His 107 out of 166 would have reassured him, his skipper and the coach, but they would have been conscious of the flaws. In the second over, he walked down the wicket to drive and missed. In the next, there was a good shout for lbw. His fifty came up off a thin edge that beat the stumps and the keeper Paul Nixon .

His dismissal perfectly exhibited Hayden's virtues and vices. He hit the ball to square so hard that it reached the boundary without rising above head height. The problem was that Dinesh Mongia was standing on the boundary and caught the ball cleanly just above his shoulder.

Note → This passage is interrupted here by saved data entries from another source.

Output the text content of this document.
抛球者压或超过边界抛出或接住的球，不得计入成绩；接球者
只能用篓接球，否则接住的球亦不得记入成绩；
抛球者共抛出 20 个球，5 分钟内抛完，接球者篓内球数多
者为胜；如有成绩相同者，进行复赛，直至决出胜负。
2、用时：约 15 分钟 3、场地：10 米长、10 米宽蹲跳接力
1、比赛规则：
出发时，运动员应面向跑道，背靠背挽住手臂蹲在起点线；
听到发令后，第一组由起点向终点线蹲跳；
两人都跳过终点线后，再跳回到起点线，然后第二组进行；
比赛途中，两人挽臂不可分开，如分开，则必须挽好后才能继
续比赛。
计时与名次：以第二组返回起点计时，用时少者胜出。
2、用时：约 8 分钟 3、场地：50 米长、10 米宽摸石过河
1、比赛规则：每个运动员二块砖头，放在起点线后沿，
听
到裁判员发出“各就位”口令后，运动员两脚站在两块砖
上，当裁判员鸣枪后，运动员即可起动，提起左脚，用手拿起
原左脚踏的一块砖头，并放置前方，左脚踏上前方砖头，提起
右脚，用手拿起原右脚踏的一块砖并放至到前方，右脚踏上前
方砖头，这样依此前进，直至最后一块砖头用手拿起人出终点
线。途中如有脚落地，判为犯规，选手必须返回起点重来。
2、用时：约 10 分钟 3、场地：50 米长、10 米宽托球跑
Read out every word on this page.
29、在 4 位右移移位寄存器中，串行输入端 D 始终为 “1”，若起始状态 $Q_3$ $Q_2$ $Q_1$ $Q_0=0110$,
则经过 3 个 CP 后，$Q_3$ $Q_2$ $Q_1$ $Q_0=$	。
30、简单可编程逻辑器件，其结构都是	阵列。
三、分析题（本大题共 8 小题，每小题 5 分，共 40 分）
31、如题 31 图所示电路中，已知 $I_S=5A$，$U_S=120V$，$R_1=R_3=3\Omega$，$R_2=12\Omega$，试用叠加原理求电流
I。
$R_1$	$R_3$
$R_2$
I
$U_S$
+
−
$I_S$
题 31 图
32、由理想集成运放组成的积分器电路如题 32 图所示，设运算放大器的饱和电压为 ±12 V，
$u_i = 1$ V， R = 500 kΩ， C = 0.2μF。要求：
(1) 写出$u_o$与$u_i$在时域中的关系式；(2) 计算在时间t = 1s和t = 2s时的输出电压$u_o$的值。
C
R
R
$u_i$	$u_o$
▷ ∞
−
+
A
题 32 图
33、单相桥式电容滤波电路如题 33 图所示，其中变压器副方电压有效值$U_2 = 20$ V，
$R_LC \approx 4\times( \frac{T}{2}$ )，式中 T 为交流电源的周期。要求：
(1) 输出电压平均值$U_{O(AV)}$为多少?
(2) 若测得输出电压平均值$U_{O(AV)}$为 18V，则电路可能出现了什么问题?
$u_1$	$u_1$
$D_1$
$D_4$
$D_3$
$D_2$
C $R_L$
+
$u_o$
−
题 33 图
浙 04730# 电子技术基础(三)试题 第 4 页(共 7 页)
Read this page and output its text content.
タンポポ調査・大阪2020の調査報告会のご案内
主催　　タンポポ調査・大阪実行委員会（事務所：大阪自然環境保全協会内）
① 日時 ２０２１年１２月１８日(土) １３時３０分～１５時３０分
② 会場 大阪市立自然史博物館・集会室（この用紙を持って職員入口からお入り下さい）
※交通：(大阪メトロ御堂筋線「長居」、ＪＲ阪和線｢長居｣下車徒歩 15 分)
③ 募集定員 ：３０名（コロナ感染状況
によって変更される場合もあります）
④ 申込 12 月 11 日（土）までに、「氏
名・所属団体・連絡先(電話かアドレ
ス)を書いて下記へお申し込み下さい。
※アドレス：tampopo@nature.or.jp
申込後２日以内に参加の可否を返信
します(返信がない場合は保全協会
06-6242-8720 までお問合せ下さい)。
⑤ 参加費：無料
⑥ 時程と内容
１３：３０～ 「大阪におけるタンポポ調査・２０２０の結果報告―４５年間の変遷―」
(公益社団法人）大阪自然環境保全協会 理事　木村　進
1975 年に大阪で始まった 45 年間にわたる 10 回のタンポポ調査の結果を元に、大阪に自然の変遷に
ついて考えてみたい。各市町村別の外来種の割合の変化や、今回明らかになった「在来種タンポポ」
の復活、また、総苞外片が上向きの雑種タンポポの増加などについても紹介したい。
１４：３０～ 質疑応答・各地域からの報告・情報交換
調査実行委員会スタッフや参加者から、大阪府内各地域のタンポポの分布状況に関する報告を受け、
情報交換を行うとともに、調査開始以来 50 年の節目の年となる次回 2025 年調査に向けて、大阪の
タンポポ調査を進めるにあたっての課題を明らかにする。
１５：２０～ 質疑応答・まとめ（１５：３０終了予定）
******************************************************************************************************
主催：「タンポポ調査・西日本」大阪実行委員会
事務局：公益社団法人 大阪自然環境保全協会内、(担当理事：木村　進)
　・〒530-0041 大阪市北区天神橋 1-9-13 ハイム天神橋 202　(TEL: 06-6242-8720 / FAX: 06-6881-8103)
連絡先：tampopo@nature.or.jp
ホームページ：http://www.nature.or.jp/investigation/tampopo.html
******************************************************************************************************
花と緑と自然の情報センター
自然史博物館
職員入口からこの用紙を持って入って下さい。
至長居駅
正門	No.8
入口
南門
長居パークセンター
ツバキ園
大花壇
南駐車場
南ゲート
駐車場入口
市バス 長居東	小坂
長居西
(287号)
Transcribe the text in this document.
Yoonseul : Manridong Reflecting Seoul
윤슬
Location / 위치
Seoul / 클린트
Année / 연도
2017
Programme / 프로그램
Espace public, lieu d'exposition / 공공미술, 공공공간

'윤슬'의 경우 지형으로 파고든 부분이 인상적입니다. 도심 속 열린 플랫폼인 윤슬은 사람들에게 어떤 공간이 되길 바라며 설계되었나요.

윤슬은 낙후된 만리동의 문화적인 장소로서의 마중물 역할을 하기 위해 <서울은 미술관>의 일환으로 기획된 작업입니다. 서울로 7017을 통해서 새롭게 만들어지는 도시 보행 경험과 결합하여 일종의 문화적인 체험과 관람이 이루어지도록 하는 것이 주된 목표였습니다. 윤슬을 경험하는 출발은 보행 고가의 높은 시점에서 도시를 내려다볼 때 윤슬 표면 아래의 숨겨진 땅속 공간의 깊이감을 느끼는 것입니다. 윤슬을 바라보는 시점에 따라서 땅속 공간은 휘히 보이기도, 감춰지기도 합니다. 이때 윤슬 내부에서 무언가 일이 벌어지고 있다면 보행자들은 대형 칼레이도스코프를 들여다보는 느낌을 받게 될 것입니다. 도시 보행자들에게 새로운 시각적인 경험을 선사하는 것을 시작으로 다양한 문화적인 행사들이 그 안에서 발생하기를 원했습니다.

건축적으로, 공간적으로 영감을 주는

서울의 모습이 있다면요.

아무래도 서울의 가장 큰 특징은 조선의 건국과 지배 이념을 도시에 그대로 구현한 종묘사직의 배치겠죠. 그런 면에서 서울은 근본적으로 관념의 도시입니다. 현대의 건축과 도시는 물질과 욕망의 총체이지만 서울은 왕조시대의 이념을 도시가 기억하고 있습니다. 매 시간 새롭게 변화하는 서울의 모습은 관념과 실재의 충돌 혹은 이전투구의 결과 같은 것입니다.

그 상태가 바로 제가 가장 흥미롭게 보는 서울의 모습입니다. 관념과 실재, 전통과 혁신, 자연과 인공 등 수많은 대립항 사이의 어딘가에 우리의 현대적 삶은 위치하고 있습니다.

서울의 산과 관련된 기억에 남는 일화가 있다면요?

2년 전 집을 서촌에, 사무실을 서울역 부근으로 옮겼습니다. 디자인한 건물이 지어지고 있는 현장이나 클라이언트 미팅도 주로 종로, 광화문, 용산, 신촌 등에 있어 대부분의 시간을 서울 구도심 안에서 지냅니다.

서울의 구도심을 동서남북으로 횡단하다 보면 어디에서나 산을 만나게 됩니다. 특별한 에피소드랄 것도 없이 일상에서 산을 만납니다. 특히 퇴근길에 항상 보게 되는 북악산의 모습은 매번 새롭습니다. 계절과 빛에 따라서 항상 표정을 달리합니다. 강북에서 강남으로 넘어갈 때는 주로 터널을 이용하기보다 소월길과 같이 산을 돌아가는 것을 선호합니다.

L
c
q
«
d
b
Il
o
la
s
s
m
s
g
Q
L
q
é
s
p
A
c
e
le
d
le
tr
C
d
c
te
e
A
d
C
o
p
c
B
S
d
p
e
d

The carbon fibre strip on Ricky Ponting's bat was not much use since he slogged a cross-batted shot to midwicket. Martyn looked like an accomplished one-day batsman, reaching 85 in an unspectacular way off 103 balls. Symonds, squashing his wild brown dreadlocks under his helmet, scored 92 off only 59 balls. He needed 20 off the last over to reach a hundred and managed merely 11.

Glenn McGrath, Brett Lee and Jason Gillespie all looked fearsome. The 20-year-old Tom New and veteran Darren Maddy defended bravely, but McGrath got the kid and Gillespie the old hand after both had defended stubbornly. Lee bowled fast and economically, costing only six runs off five overs.

But the middle order fell to spin. Hylton Ackerman (39) played a captain's innings, hitting five fours before falling lbw to Michael Clarke. Brad Hogg got the next three, caught in the covers (Mongia, 21), caught behind (Sadler, 5) and bowled (Snape, 14). The crowd cannot have been surprised but a number felt they had already had their fun, and after five wickets had fallen the empty seats rose sharply.

Still, the management were not complaining. There had been close to 4,000. Not a memorable match, but a memorable day none the less.